Pahuja, who spent eight years making “To Kill a Tiger,” told Variety in January that the decision to attach celebrities to the project was “deliberate.”

I felt very much that this was a film that could have an impact and could create tangible, measurable change in the world in terms of attitude and also legal repercussions,” says Pahuja. “But I also knew that it was a difficult subject, and it was subtitled, so I thought if I do not get people to come on board to help me amplify this, it’s not going to do the work that it can do. It’s not going to get out in the way that it needs to get out. So it was a really deliberate, delicate decision on my part to bring on support.”

“To Kill a Tiger” was co-produced by Notice Pictures and the National Film Board of Canada. Along with Patel and Kaling, the documentary’s executive producers were AC Films Inc’s Andy Cohen, NFB’s Anita Lee, Atul Gawande, Andrew Dragoumis, Minor Realm’s Samarth Sahni, Deepa Mehta and ShivHans Pictures’ Shivani Rawat.
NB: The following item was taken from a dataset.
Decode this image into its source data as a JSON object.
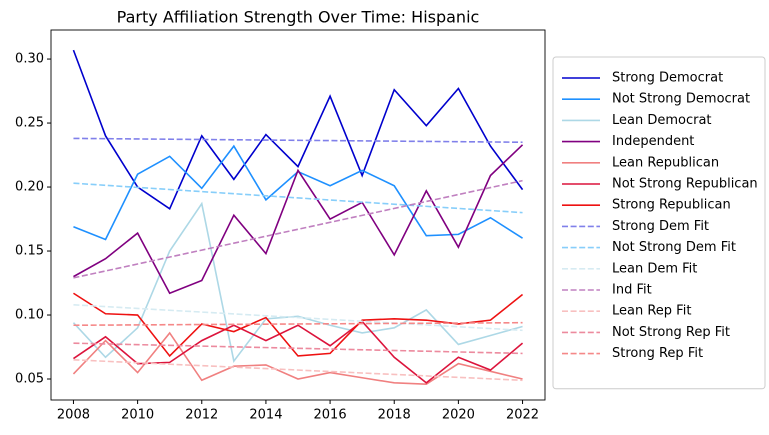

Executive producers include Chopra Jonas, Patel, Kaling, Rupi Kaur, Andy Cohen, Anita Lee, Atul Gawande, Andrew Dragoumis, Shivani Rawat, Mona Sinha (Equality Now), Mala Gaonkar (Surgo Foundation), Regina Scully, Anita Bhatia, Niraj Bhatia and Deepa Mehta.

Patel’s company Minor Realm was founded in 2021 with a mission to “nurture and develop voices and talent that too often are unrecognized in the creative landscape of commercial storytelling.”